Labeling Agent Runs

Labels let you annotate agent runs with structured data. Use labels to measure judge performance or keep track of interesting agent runs.

Creating a Label Set

Label sets are collections of labels with the same schema. You will need to create a label set in order to upload labels to Docent.

import os
from docent import Docent

client = Docent(
    api_key=os.getenv("DOCENT_API_KEY"),
)

# Define your label schema using JSON Schema
label_schema = {
  "type": "object",
  "properties": {
    "label": {
      "enum": [
        "match",
        "no match"
      ],
      "type": "string"
    },
    "explanation": {
      "type": "string",
      # Custom field for citations in the UI
      "citations": true
    }
  }
}

# Create the label set
label_set_id = client.create_label_set(
    collection_id="your-collection-id",
    name="Auditor Labels",
    label_schema=label_schema,
    description="Labels from human auditors."
)

print(f"Created label set: {label_set_id}")

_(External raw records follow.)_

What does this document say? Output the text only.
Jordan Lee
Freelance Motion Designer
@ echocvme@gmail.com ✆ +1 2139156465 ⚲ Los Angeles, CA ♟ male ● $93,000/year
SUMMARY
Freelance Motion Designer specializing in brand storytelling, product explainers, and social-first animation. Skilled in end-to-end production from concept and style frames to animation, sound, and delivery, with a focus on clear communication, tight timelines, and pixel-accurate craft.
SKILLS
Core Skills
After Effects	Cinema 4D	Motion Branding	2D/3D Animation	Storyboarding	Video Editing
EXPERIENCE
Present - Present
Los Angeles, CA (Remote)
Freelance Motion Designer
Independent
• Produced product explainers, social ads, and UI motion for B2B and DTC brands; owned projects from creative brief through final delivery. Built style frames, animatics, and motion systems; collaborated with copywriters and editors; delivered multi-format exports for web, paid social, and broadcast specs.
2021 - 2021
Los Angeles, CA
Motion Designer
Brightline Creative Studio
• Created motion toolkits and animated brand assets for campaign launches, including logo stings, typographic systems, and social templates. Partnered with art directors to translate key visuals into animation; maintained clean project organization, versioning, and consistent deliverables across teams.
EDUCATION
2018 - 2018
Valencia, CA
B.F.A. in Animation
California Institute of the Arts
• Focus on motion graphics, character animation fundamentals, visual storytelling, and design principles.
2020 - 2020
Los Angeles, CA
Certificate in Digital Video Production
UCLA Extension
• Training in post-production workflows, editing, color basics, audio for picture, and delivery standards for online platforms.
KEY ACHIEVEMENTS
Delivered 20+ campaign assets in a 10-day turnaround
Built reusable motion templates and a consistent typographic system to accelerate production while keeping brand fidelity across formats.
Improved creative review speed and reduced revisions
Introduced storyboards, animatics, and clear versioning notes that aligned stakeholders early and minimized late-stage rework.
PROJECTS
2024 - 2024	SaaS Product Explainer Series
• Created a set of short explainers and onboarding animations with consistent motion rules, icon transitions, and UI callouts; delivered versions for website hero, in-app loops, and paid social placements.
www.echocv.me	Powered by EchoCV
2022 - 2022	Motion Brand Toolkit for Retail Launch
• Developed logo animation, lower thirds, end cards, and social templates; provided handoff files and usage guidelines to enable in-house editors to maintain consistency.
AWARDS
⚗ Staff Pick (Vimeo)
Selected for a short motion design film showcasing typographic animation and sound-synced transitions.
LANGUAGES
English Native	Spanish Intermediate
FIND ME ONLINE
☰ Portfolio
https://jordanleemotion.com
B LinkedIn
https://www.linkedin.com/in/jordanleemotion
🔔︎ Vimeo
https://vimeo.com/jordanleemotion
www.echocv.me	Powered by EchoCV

Adding Labels to Agent Runs

Once you've created a label set, you can upload labels into Docent.

from docent.data_models.judge import Label

# Create a label for a specific agent run
label = Label(
    label_set_id=label_set_id,
    agent_run_id="your-agent-run-id",
    label_value={
        "label": "match",
        "explanation": "The agent..."
    }
)

client.add_label(collection_id="your-collection-id", label=label)

For bulk uploads:

labels = [
    Label(
        label_set_id=label_set_id,
        agent_run_id="run-1",
        label_value={...}
    ),
    Label(
        label_set_id=label_set_id,
        agent_run_id="run-2",
        label_value={...}
    ),
]

client.add_labels(collection_id="your-collection-id", labels=labels)